Bedside to bench and back again: how animal models are guiding the development of new immunotherapies for cancer

Abstract

Immunotherapy using adoptive cell transfer is a promising approach that can result in the regression of bulky, invasive cancer in some patients. However, currently available therapies remain less successful than desired. To study the mechanisms of action and possible improvements in cell-transfer therapies, we use a murine model system with analogous components to the treatment of patients. T cell receptor transgenic CD8+ T cells (pmel-1) specifically recognizing the melanocyte differentiation antigen gp100 are adoptively transferred into lympho-depleted mice bearing large, established, 14-day subcutaneous B16 melanoma (0.5-1 cm in diameter) on the day of treatment. Adoptive cell transfer in combination with interleukin interleukin-2 or interleukin-15 cytokine administration and vaccination using an altered form of the target antigen, gp100, can result in the complete and durable regression of large tumor burdens. Complete responders frequently develop autoimmunity with vitiligo at the former tumor site that often spreads to involve the whole coat. These findings have important implications for the design of immunotherapy trials in humans.

Fig. 1

Diagram of pmel-1 CD8⁺ transgenic T cell interaction with B16 melanoma. T cells from transgenic mice express a TCR recognizing a H-2D^b-restricted CD8⁺ epitope from the gp100/pmel-17 protein mouse gp100_25–33 (EGSRNQDWL) or human gp100_25–33 (KVPRNQDWL).

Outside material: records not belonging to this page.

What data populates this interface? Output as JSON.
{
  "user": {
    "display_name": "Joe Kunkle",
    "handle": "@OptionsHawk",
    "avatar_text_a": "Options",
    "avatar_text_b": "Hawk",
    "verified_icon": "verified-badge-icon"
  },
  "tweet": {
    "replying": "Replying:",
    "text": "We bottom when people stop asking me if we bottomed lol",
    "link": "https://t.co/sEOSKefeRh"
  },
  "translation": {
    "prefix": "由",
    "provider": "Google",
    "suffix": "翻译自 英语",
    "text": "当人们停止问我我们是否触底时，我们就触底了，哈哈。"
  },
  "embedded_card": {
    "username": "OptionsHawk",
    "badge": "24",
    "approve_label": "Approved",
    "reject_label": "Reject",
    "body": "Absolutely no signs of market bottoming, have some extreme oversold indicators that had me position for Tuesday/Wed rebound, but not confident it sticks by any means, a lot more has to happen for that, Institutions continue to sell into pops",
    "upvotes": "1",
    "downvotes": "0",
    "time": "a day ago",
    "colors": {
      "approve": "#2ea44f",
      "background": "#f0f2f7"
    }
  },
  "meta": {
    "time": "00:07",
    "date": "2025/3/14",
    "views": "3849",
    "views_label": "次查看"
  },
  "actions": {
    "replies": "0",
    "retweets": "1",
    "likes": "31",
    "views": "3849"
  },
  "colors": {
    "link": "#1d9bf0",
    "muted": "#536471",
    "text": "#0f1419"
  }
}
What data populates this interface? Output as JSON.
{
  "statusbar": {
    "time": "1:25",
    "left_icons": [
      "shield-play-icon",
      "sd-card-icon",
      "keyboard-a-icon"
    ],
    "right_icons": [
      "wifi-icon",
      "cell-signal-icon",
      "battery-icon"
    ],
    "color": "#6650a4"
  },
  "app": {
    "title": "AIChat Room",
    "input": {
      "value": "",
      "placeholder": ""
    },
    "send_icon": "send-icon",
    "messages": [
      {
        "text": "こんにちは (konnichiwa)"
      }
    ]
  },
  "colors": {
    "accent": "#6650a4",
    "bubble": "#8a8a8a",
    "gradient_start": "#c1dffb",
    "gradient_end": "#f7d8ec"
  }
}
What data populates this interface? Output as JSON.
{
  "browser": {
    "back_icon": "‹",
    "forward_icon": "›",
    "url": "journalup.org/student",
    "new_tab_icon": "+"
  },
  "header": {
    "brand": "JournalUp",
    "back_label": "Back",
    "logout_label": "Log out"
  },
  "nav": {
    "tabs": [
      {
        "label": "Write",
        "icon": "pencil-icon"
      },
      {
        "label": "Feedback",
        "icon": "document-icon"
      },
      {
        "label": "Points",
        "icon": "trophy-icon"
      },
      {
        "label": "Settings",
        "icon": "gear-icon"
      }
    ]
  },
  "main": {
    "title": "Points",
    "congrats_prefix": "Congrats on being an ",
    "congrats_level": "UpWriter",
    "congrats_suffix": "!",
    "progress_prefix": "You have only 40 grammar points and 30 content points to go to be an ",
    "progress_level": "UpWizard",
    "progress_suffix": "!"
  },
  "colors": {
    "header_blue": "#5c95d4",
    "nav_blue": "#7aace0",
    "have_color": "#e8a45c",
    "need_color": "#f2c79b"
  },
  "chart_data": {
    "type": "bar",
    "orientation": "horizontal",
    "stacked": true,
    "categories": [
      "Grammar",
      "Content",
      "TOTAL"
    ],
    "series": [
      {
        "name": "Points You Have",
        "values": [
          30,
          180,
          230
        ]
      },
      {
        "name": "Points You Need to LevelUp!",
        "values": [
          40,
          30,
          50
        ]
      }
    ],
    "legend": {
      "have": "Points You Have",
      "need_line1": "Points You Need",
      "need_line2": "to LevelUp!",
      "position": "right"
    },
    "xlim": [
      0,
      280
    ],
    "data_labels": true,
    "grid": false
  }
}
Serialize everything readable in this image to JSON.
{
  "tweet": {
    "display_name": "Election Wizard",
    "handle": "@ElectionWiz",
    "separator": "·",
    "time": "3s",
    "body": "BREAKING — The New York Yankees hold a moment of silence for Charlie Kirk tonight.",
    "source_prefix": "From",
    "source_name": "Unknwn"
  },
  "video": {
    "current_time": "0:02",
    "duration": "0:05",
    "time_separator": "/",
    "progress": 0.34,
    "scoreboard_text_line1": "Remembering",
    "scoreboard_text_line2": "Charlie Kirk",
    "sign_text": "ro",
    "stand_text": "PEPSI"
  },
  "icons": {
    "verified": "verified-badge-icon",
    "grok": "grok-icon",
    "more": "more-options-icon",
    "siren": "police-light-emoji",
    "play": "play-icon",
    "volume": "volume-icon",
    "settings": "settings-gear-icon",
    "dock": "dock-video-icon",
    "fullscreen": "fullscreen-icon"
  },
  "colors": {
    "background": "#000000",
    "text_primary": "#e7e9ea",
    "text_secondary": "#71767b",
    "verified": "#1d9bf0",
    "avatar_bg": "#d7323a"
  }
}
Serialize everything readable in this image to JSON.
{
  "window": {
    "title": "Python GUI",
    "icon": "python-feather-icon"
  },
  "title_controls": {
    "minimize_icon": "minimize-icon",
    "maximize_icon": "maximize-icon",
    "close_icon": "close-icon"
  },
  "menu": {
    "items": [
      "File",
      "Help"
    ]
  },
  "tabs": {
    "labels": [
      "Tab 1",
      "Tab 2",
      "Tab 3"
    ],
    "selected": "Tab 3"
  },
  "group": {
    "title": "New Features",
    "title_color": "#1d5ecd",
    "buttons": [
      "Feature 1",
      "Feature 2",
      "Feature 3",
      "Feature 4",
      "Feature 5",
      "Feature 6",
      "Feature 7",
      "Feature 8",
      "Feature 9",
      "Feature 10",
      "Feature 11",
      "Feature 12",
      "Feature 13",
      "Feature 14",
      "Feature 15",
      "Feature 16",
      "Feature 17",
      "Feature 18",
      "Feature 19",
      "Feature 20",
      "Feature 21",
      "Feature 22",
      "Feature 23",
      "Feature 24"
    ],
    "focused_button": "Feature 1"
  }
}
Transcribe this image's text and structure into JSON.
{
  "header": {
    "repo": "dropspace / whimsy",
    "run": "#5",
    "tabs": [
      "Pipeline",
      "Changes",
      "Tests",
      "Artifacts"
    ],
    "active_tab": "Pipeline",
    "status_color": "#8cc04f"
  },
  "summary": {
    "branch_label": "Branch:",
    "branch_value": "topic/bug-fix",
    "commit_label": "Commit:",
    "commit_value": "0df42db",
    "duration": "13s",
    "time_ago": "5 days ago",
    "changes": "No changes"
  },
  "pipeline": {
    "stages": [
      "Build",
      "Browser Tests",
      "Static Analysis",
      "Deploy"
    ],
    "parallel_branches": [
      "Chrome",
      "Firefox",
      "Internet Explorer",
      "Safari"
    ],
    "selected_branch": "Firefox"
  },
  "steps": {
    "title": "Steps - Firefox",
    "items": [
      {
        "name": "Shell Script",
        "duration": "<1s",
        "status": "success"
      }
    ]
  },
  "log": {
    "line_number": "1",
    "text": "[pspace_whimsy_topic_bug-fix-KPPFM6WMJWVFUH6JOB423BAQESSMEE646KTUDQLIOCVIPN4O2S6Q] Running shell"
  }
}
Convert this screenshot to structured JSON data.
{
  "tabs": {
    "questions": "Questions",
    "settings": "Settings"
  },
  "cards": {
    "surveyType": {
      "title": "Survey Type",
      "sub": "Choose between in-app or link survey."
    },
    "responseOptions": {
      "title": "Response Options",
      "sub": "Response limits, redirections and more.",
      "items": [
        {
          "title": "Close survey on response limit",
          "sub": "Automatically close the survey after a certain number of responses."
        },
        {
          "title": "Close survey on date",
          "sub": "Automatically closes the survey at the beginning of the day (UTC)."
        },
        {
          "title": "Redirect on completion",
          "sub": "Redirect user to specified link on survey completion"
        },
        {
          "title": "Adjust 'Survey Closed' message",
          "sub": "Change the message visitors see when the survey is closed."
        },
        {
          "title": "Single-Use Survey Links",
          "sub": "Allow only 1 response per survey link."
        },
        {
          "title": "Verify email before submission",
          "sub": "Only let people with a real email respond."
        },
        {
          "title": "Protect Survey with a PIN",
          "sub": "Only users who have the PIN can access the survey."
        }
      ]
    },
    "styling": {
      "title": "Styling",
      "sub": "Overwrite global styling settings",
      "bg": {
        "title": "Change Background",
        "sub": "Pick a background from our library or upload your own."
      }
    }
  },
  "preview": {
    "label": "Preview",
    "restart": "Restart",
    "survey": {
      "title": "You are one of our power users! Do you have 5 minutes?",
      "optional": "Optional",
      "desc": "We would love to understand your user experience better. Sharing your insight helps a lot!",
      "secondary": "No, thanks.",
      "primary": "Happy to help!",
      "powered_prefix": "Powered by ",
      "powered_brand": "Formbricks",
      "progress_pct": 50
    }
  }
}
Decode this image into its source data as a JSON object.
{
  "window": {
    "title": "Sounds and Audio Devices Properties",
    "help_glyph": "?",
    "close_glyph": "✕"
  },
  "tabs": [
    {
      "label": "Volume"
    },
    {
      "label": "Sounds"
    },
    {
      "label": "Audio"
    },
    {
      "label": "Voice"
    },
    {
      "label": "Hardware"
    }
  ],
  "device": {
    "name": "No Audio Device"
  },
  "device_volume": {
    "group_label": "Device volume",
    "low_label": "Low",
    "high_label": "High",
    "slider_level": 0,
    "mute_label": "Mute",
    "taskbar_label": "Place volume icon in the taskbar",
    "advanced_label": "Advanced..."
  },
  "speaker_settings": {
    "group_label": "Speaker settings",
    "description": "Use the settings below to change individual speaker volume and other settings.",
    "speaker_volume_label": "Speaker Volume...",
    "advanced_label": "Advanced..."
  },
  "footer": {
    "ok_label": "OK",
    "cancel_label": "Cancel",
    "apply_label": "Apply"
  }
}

APC, Antigen-presenting cell.

Fig. 2

Successful treatment of lung nodules. Adoptive cell transfer of 1 × 10⁶ fresh pmel-1 CD8⁺ T splenocytes was undertaken in combination with recombinant (r)hIL-2 cytokine administration at 36 μg doses intraperitoneally (i.p.), twice a day for 3 days, and a fowlpox virus encoding human gp100 (rFPVhgp100) into wild-type C57BL/6 mice 7 days after establishment of lung nodules. Kaplan-Meier survival curves illustrating significant survival benefit from with complete treatment regimen.

Fig. 3

Development of an analogous model to the treatment of human patients. Schema for treatment regimen of 14-day s.c. B16 melanoma.

Fig. 4

Implications from the animal model. Adoptive cell transfer of pmel-1 CD8⁺ T splenocytes was undertaken alone or in combination with rhIL-2 cytokine administration at 36 μg doses i.p., twice a day for 3 days, and/or a fowlpox virus encoding human gp100 (rFPVhgp100) into sublethally irradiated C57BL/6 mice bearing 14-day, established s.c. B16 melanoma. (A) Dramatic tumor regression was observed only in mice receiving the complete treatment regimen consisting of adoptive transfer of 1 × 10⁶ fresh pmel-1 cells, rFPVhgp100 vaccine, and IL-2 (▪). (B) Complete regression of large tumor burden was achieved in mice receiving adoptive transfer of 2 × 10⁷ fresh pmel-1 cells, rFPVhgp100 vaccine, and IL-2 (▪).

Fig. 5

Optimal treatment led to complete regression of large tumors and autoimmunity. Vitiligo at the former tumor site continued to spread to involve the entire coat.